Sirius hauled in an extra chair. Barney recounted everything he could remember. And then he told the three men what he wanted to do.

Nobody left.

Barney barely saw the fifth Bleeding Room thanks to the benefits of modern anesthesia. His body first had to be strong and adjudged fit enough to withstand the rigors of induced unconsciousness, and there was no way the dual procedure could be performed by Dr. Brandywine with a local.

More forms. More time.

Barney’s hands were butterflied like lamb shanks so Dr. Brandywine could get at the interstitial bones — the ones no longer required due to the missing-inaction index fingers — and remove them. Resectioning to close up the gaps. Nerves and blood vessels were reconnected with microfilament too small to see with the naked eye. Bones never meant to be neighbors were brazed together. The remaining healthy skin now gave enough surplus to fold closed and suture. They would leave very interesting scar patterns. The shortest of these multiple surgeries was a ten-hour stretch.

Add plasma, antibiotics, painkillers. Mix well and let set.

Serves one.

The result was an adequately proportioned, though decidedly bizarre-looking three fingered hand so natural in shape that your eye was deceived into wondering what was amiss at first view. It was something you had to devote time to noticing. Freakish, maybe; odd, yes. Barney was re-evolving from near-useless flippers to a tri-taloned Martian hand from War of the Worlds, or what Mickey Mouse actually hid beneath that three-fingered glove.

But no bump, no stub, no disproportion.

Now all he had to do was learn to work with these new tools.

A finger stump would have necessitated special handgrip grooving for stabilization. The stretch of hand minus a finger would have to be accommodated by an extended handgrip, and the trigger, modified for a middle finger wrap — the middle finger was almost a whole knuckle too much for a proper pull.

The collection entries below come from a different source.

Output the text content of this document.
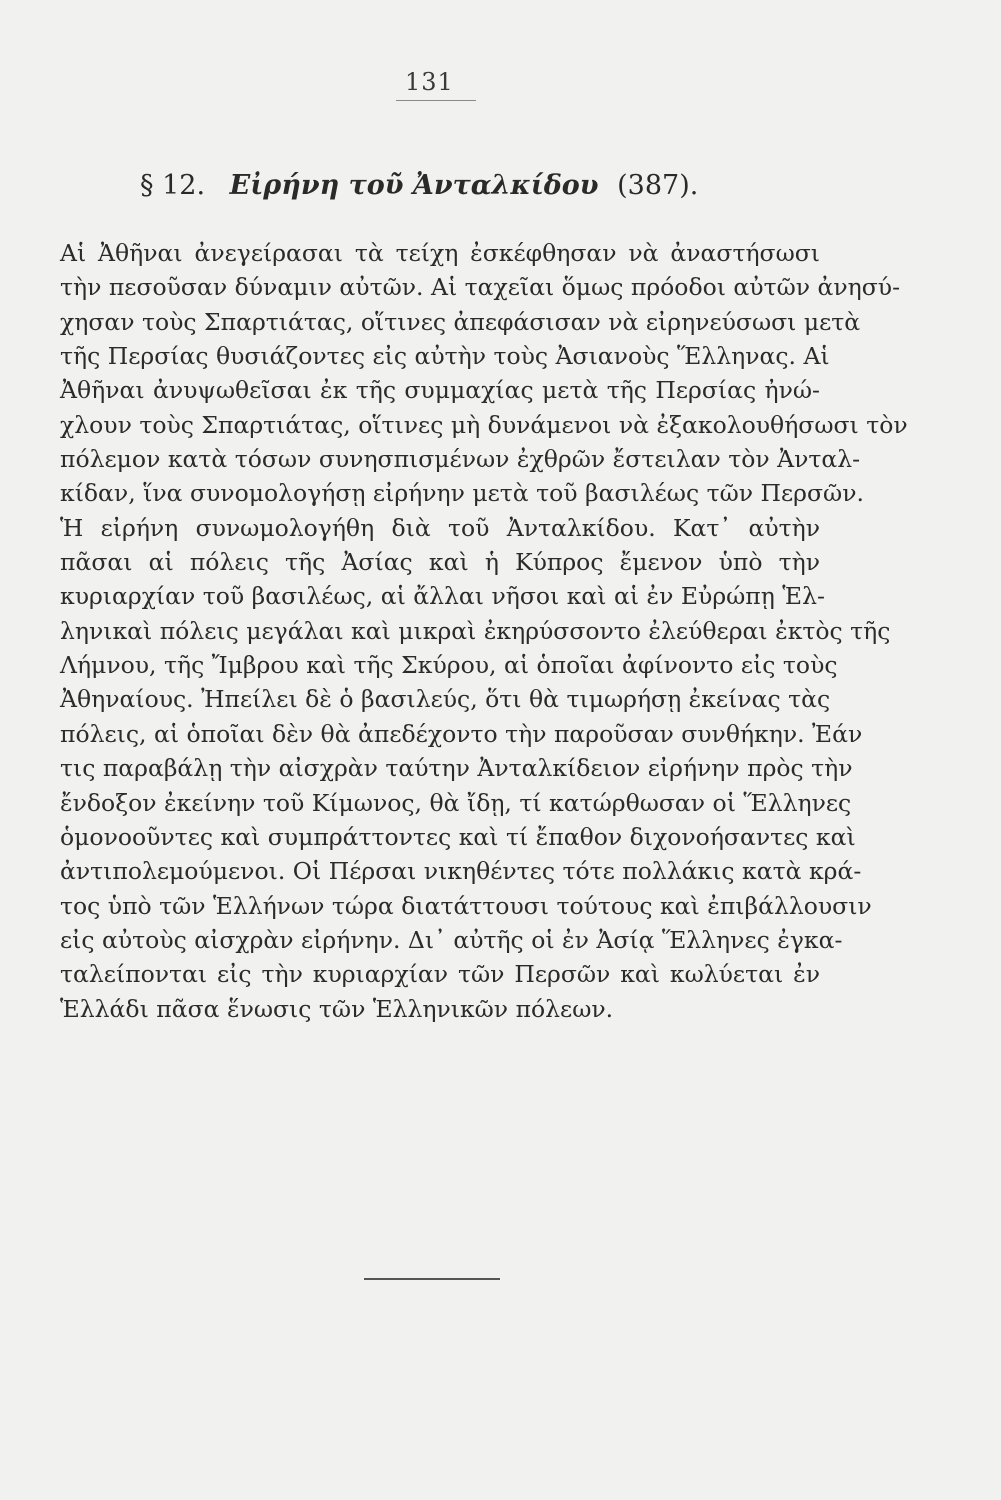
131
§ 12. Εἰρήνη τοῦ Ἀνταλκίδου (387).
Αἱ Ἀθῆναι ἀνεγείρασαι τὰ τείχη ἐσκέφθησαν νὰ ἀναστήσωσι
τὴν πεσοῦσαν δύναμιν αὐτῶν. Αἱ ταχεῖαι ὅμως πρόοδοι αὐτῶν ἀνησύ-
χησαν τοὺς Σπαρτιάτας, οἵτινες ἀπεφάσισαν νὰ εἰρηνεύσωσι μετὰ
τῆς Περσίας θυσιάζοντες εἰς αὐτὴν τοὺς Ἀσιανοὺς Ἕλληνας. Αἱ
Ἀθῆναι ἀνυψωθεῖσαι ἐκ τῆς συμμαχίας μετὰ τῆς Περσίας ἠνώ-
χλουν τοὺς Σπαρτιάτας, οἵτινες μὴ δυνάμενοι νὰ ἐξακολουθήσωσι τὸν
πόλεμον κατὰ τόσων συνησπισμένων ἐχθρῶν ἔστειλαν τὸν Ἀνταλ-
κίδαν, ἵνα συνομολογήσῃ εἰρήνην μετὰ τοῦ βασιλέως τῶν Περσῶν.
Ἡ εἰρήνη συνωμολογήθη διὰ τοῦ Ἀνταλκίδου. Κατ᾽ αὐτὴν
πᾶσαι αἱ πόλεις τῆς Ἀσίας καὶ ἡ Κύπρος ἔμενον ὑπὸ τὴν
κυριαρχίαν τοῦ βασιλέως, αἱ ἄλλαι νῆσοι καὶ αἱ ἐν Εὐρώπῃ Ἑλ-
ληνικαὶ πόλεις μεγάλαι καὶ μικραὶ ἐκηρύσσοντο ἐλεύθεραι ἐκτὸς τῆς
Λήμνου, τῆς Ἴμβρου καὶ τῆς Σκύρου, αἱ ὁποῖαι ἀφίνοντο εἰς τοὺς
Ἀθηναίους. Ἠπείλει δὲ ὁ βασιλεύς, ὅτι θὰ τιμωρήσῃ ἐκείνας τὰς
πόλεις, αἱ ὁποῖαι δὲν θὰ ἀπεδέχοντο τὴν παροῦσαν συνθήκην. Ἐάν
τις παραβάλῃ τὴν αἰσχρὰν ταύτην Ἀνταλκίδειον εἰρήνην πρὸς τὴν
ἔνδοξον ἐκείνην τοῦ Κίμωνος, θὰ ἴδῃ, τί κατώρθωσαν οἱ Ἕλληνες
ὁμονοοῦντες καὶ συμπράττοντες καὶ τί ἔπαθον διχονοήσαντες καὶ
ἀντιπολεμούμενοι. Οἱ Πέρσαι νικηθέντες τότε πολλάκις κατὰ κρά-
τος ὑπὸ τῶν Ἑλλήνων τώρα διατάττουσι τούτους καὶ ἐπιβάλλουσιν
εἰς αὐτοὺς αἰσχρὰν εἰρήνην. Δι᾽ αὐτῆς οἱ ἐν Ἀσίᾳ Ἕλληνες ἐγκα-
ταλείπονται εἰς τὴν κυριαρχίαν τῶν Περσῶν καὶ κωλύεται ἐν
Ἑλλάδι πᾶσα ἕνωσις τῶν Ἑλληνικῶν πόλεων.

Gross gun weight, and therefore felt recoil, would have to be factored into the smaller overall palm area.

Karlov was working out that problem right now, somewhere else, leaning over a gun bench, probably wearing his double-magnifying specs for close work. Concocting new mutant forms of firearm. Making them evolve.

Armand was dealing with ballistics — what kind of rounds, how many grains of powder per cartridge, range, kick, bullet type. The swage die was his alchemical furnace. He had always manufactured his own ammo.

Sirius commenced a round of interviews with Barney that led to a pile of pencil sketches in slow layers of accumulation. It was all about strategy. Penetration routes, exit schema, logistics. Drills on backups, backstops, Plan Bs, contingencies. Who, what, and how many. Room plans. Terrain. Things that could not be recalled or anticipated had to be imagined. Best guesses. Smartest options.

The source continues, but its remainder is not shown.